What I like about FiveThirtyEight's Allison McCann's, The NFL’s Uneven History Of Punishing Domestic Violence

List of data sources

McCann manually compiled and cross-referenced records from three existing data sources:

  1. The San Diego Union-Tribune’s NFL arrests database, which covers arrests of NFL players since 2000 "that were more serious than speeding tickets" and appears to be kept up-to-date.
  2. The Wikipedia entry on List of suspensions in the National Football League
  3. A list of NFL suspensions and fines from Sportrac

What is the “birth story” of the data?

(How were they created in the first place?)

The San Diego UT's database was compiled by looking through news reports and public records, possibly via a database like Lexis-Nexis and doing a search for variations of "NFL" and "arrest". The Wikipedia entry is crowdsourced and refers to a variety of published news sources.

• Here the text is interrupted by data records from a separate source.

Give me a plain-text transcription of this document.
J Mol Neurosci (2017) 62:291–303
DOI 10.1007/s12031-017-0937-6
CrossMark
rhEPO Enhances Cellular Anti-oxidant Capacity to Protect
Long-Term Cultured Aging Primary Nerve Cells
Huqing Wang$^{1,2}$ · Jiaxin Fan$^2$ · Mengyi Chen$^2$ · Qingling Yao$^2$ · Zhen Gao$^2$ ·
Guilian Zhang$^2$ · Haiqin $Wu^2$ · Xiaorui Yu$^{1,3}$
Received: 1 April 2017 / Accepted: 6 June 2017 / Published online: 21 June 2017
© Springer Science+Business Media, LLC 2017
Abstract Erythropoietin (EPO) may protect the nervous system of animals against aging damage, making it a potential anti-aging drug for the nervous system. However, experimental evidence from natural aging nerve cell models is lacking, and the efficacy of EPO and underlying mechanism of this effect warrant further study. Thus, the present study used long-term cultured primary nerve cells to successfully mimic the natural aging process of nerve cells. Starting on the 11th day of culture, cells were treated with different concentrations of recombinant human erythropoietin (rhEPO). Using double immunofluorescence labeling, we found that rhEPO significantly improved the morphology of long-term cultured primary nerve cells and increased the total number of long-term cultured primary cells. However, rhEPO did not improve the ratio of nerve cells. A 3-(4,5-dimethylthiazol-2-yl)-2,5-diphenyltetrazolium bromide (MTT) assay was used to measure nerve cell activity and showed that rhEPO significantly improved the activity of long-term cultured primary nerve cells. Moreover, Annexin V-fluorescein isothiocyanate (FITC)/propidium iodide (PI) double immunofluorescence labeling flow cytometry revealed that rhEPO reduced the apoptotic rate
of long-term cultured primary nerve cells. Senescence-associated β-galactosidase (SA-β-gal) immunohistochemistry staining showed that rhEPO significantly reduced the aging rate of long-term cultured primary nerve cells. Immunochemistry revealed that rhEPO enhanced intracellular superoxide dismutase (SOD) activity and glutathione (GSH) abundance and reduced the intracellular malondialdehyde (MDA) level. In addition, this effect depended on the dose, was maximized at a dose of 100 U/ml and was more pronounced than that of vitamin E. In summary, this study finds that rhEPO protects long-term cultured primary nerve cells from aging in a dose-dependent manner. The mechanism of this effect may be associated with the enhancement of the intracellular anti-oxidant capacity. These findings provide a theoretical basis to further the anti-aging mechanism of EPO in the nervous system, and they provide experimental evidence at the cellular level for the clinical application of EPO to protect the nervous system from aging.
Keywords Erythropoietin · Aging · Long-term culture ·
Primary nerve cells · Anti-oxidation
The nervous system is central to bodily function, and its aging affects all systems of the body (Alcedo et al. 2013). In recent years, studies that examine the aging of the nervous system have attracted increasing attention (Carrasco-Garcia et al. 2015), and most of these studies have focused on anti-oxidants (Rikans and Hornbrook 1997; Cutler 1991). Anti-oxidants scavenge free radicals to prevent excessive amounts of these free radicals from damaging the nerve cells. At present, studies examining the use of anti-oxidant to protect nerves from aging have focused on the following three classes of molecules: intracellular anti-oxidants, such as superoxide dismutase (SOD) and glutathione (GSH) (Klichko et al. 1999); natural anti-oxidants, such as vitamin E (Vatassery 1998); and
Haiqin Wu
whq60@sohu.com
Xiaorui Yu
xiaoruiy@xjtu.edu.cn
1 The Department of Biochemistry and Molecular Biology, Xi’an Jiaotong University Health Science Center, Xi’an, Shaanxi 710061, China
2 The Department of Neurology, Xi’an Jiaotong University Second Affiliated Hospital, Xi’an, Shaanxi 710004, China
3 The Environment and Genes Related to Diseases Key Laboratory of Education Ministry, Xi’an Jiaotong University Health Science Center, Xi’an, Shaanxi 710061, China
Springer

McCann (and presumably the U-T) could not find an official comprehensive list from the NFL itself, nor would the players union respond to her. Such a list may not exist as it's not a particularly flattering datapoint for the league or the union.

Claims based on the data

Searching over the span of the NFL's 94-year existence, McCann found 263 suspensions. The most frequent reason for suspensions involved performance-enhancing drugs. These suspensions also were the most consistent in their punishment. McCann states:

There’s little question about the number of games a player will be forced to miss for using steroids because the length of the suspension is specifically outlined in league policy.

Substance abuse violations have less consistency but there are league guidelines to work off from.

But when it comes to suspensions for "personal conduct violations", McCann found the duration to be all over the place:

The NFL’s punishment of personal conduct violations has been inconsistent and on average less harsh than its punishment of drug offenses.

McCann's data is an unsurprising consequence of the league's lack of priority in dealing with personal conduct violations, a problem that has become fully exposed due to their handling of Ray Rice:

Limitations of the data

One of the McCann's data sources, the U-T database, only goes back to 2000. And even in that timeframe, the U-T says, it's impossible to know whether their list is complete, since not all incidents may have been reported "and some public records proved to be elusive." In fact, the U-T notes, the higher frequency of recent incidents in their database may merely reflect increased media coverage.